Lecture series explores world affairs
Blue Ridge Center for Lifelong Learning and Blue Ridge Community College again co-host the Great Decisions lecture series to promote international awareness of world issues through nonpartisan briefings and expert presentations on a variety of subjects. Sponsored by the National Foreign Policy Association and the Asheville World Affairs Council, the lectures are held 10-11:30 on Wednesday mornings at the Thomas Auditorium at BRCC. Cost is $40 for all six lectures or $10 each and may be paid at the door. No preregistration is necessary. For further information, call the BRCLL office at 694-1740 or email Terri Wallace at email@example.com.
Lecture dates, topics and speakers are:
- Feb. 15 – Conflict in the South China Sea with Jim Lenburg Emeritus professor of History at Mars Hill University. The South China Sea is a locus of competing territorial claims, and China it’s most vocal claimant. Beijing’s interest has intensified disputes with other countries in the region in recent years, especially since China has increased its naval presence. Despite rising international pressure, including an unfavorable ruling by the International Tribunal for the Law of the Sea, China staunchly defends its policies in the region. Preventing tensions from boiling over is a matter of careful diplomacy.
- Feb. 22 - Nuclear Security with Rick Devereaux, a career Air Force officer and student of Department of Defense military strategy. Nuclear nonproliferation was a top priority for the Obama administration. While the Iran deal was a diplomatic victory toward this end, major threats persist from both state and non-state actors. In a fractious world, which is way forward for U.S. nuclear security policy?
- March 1 - Saudi Arabia in Transition with Larry Wilson, past president of Marietta College in Ohio and provost at UNC-A who served on the planning and design team to establish the first women’s university, Zayed University, in the United Arab Emirates. As Saudi Arabia struggles to adjust to the drastic decline in oil revenue, Deputy Crown Prince Mohammad bin Salman attempts to boldly transform the country and shift more power to the younger generation. At the same time, many countries such as the U.S. point out the lack of democracy, women’s rights and human rights in Saudi Arabia and blame its promotion of Wahhabism, an extremely conservative version of Islam, for creating jihadists. Bipartisan criticism of Saudi Arabia is rising in Congress. Both countries need each other, but they are at a crossroads in bilateral relations.
- March 8 – U.S. Foreign Policy and Petroleum with Jennifer Schiff, International Relations political scientist at Western Carolina University. What is the effect of U.S. petroleum security on foreign policy? For 45 years, the country has alternated between periods of energy security and insecurity, sometimes able to wield petroleum as a useful instrument of foreign policy, sometimes not. Despite the so-called “energy revolution,” the U.S. today is by no means disentangled from foreign dependence and global trends. In order to be successful, policymakers must recognize both petroleum security circumstances and patterns in the relationship between petroleum and foreign policy.

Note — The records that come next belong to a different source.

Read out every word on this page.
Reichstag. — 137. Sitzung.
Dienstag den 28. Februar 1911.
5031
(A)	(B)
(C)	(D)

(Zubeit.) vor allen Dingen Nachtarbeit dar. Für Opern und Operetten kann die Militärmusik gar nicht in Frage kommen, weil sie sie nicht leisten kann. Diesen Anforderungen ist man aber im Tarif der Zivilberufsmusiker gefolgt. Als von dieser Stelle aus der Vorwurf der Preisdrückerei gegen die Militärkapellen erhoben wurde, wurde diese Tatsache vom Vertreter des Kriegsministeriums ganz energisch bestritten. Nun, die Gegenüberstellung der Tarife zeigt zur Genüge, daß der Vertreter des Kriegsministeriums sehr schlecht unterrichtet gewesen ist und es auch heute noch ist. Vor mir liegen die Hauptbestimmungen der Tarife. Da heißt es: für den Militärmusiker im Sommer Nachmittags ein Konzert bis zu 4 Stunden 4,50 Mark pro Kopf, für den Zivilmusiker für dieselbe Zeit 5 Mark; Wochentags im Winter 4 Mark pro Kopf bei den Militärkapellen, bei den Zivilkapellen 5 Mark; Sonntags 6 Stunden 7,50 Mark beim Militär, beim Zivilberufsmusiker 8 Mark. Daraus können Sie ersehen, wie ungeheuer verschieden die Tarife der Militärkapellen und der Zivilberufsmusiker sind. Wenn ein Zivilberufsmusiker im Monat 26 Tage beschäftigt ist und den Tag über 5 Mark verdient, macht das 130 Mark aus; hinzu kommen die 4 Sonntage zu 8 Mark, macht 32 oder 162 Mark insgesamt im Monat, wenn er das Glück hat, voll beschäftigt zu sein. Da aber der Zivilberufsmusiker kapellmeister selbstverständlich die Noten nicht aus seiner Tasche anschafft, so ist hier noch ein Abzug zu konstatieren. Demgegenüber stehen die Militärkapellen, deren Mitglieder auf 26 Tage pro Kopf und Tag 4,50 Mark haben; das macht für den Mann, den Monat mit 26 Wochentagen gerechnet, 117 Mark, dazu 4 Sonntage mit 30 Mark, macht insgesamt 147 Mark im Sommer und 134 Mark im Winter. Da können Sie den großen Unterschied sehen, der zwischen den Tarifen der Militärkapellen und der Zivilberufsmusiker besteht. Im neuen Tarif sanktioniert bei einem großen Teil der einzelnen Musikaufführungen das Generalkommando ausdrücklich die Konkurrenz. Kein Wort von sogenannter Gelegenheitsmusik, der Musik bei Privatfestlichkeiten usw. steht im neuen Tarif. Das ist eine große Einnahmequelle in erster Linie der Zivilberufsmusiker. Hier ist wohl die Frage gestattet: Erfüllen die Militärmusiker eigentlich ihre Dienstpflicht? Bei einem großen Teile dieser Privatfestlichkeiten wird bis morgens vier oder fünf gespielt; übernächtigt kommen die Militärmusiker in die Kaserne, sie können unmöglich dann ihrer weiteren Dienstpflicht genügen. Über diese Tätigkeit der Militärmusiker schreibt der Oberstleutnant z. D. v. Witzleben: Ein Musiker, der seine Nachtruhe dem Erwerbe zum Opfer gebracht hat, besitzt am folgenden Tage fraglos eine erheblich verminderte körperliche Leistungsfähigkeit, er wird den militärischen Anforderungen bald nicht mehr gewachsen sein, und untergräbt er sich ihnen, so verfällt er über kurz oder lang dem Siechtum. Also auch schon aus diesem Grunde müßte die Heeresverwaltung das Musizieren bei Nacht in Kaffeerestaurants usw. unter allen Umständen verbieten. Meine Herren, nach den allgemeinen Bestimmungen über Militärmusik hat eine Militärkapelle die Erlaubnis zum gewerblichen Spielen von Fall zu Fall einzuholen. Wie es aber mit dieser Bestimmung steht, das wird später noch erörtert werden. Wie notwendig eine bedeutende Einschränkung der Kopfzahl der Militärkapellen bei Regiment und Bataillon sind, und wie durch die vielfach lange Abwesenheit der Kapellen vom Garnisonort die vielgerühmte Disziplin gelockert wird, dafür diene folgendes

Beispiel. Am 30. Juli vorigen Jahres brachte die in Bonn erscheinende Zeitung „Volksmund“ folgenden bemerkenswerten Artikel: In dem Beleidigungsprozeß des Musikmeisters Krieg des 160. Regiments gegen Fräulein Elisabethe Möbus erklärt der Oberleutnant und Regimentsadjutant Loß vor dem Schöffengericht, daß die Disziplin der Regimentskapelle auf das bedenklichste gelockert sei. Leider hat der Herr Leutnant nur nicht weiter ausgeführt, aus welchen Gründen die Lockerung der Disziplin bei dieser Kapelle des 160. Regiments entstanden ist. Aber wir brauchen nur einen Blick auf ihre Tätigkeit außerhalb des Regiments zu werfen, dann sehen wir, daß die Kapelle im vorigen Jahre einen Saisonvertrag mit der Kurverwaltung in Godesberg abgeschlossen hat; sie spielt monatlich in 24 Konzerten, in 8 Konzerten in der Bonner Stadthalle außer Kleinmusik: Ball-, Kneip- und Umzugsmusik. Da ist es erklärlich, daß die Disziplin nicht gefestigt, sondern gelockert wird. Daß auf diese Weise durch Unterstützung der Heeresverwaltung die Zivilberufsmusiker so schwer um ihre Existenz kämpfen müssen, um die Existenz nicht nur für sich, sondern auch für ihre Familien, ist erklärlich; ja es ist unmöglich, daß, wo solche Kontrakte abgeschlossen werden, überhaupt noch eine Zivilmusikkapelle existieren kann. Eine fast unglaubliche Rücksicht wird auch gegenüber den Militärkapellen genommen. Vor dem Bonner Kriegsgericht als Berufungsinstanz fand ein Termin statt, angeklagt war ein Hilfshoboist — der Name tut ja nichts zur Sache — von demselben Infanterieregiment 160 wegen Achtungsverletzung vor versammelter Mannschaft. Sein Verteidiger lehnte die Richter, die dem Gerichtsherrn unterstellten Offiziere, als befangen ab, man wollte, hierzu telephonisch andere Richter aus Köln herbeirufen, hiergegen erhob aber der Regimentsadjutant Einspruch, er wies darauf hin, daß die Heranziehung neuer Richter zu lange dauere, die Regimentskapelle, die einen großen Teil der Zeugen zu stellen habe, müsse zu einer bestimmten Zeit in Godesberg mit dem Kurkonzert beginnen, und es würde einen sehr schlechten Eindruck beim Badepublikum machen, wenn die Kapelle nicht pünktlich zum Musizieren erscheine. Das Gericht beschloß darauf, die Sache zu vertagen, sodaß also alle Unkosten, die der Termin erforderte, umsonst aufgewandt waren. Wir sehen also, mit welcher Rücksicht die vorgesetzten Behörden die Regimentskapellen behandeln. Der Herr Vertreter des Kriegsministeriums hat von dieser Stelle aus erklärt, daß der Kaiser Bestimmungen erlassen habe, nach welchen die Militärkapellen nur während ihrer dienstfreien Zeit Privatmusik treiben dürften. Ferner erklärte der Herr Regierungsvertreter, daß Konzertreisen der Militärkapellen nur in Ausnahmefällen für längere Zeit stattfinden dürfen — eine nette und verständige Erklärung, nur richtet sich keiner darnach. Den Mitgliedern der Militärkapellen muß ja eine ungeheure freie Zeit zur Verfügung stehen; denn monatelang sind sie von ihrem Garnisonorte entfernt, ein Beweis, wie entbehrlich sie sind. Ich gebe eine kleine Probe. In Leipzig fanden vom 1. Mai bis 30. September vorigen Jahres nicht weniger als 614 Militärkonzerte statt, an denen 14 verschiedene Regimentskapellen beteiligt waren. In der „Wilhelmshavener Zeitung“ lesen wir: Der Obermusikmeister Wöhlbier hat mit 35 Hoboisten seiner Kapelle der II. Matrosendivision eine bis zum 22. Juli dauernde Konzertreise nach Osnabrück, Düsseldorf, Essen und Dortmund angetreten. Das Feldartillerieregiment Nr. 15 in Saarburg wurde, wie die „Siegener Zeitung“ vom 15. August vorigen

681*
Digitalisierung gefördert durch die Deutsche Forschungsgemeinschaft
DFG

- March 15 - Trade and Politics with Julie Snyder, former Commerce Department official who has had wide experience in State Department trade negotiations and monitoring. The U.S. political mood toward trade has gone sour. One need look no further than the 2016 presidential contest for the popular narrative: trade means that China wins, at America’s expense. But do the numbers support that conclusion? The metrics used to gauge economic strength—Gross Domestic Product and balance of trade—have not kept up with the realities of modern manufacturing.